The motorbike wasn’t the only thing the developers couldn’t fit in. The team originally wanted to include another level between the Jungle and Control missions called “Perimeter,” but the level never made it past the earliest blocking stages. Another level cut from the game was a Casino mission in keeping with the movie—in fact, the game’s ROM still includes money, a casino token, and a gold bar. In the end, Botwood said later, “there would have been such a lot of work to make a good casino background that we decided against it.”

enlarge / Stealthy levels like Facility (and its “facilities”) helped break up the game’s action-packed levels.

In the Streets level, the team originally intended for the player to chase the evil General Ourumov through the streets of St. Petersburg, just like in the movie, and they even modeled Bond’s BMW Roadster and Ourumov’s ZIL car from the movie. But after this proved impossible, the workaround they settled on was having Bond navigate a tank through streets full of mines, patroled by guards with grenades and grenade launchers. During our interview, Doak showed me a hand-drawn map of Streets from the development era. “My god, this is an absolute embarrassment because it’s just shonkily thrown together,” Doak chuckled. “In the movie it’s an amazing, stunt-laden scene. But then we came up with the idea that the tank could squish people and that’s funny. We always joked about the tank—it’s like Bond’s made himself into a giant car,” due to the way the first-person perspective doesn’t change at all when you’re using the tank.

the most famous of GoldenEye’s scrapped design elements remains visible to players.

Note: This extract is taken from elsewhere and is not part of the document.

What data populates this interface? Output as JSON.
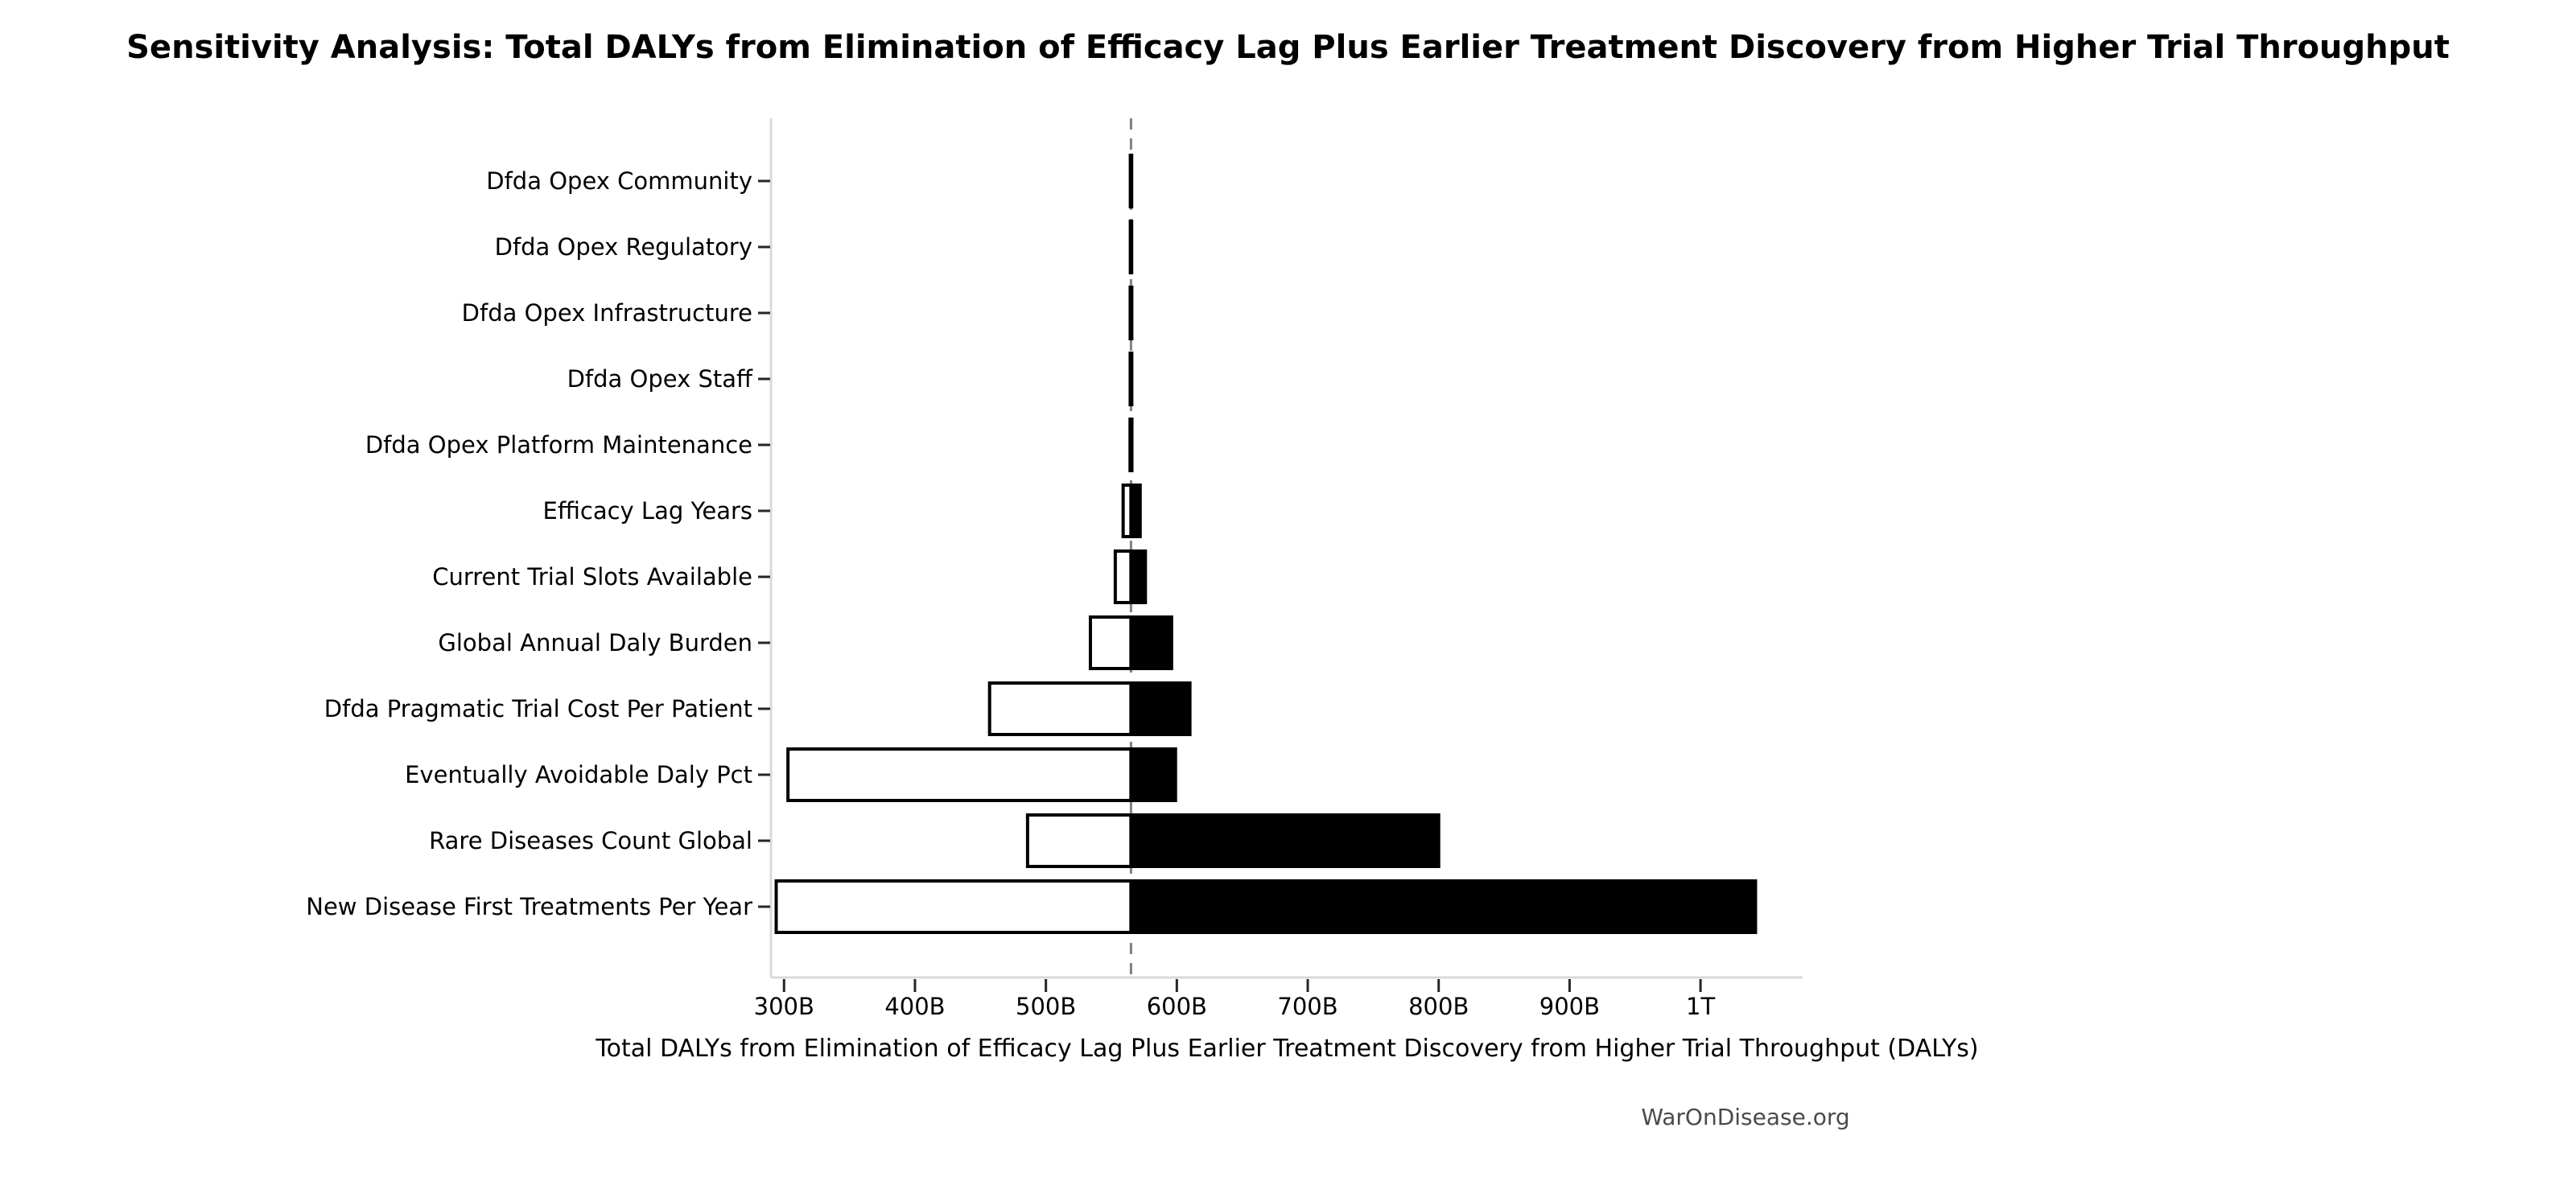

The Dam mission is home to one of the game’s most tantalizing mysteries—a distant island viewable through the sniper rifle’s scope, impossible to get to but so seemingly intentional that it left a generation of gamers wondering. Botwood and [programmer Mark] Edmonds said they had originally been planning to add a boat that would allow you to get to the island to complete a mission objective.

“If I did it today I’d probably have a control for an open water outlet pipe that was blocking Bond’s [bungee] jump there, so you’d have to go there to turn off the water,” Botwood speculated later. “I think the original plan was to have a building over there to go and investigate, with armor as a reward. That would have meant a boat ride needed to be coded in, and some of the scenery had gaps when viewed from the island, so it was too much work.” Late in development, it was way more difficult to take something like the island out than to just leave it in, [scenic art director] Karl Hilton told me.

Looking back on it now, Botwood considers the island a mistake. “I should have never put it there,” he told me. “It’s a visual annoyance.” But messy things like the island add to GoldenEye‘s mythology—they add life to the world and give players something to theorize about and are some of the best examples of the handcrafted quality of the game.

For Double Fine content and community manager Harper Jay MacIntyre, the Dam signifies the kind of implicit promise of 3D spaces in the late ’90s. “Shifting from 2D to 3D, the worlds [felt] so much bigger,” MacIntyre told me. “GoldenEye levels are pretty short, but the first time you were playing those, especially back then, it’s easy to get lost, and it’s really intoxicating to think that there are secrets waiting for you.” Even—or perhaps especially—if you can’t ever reach them.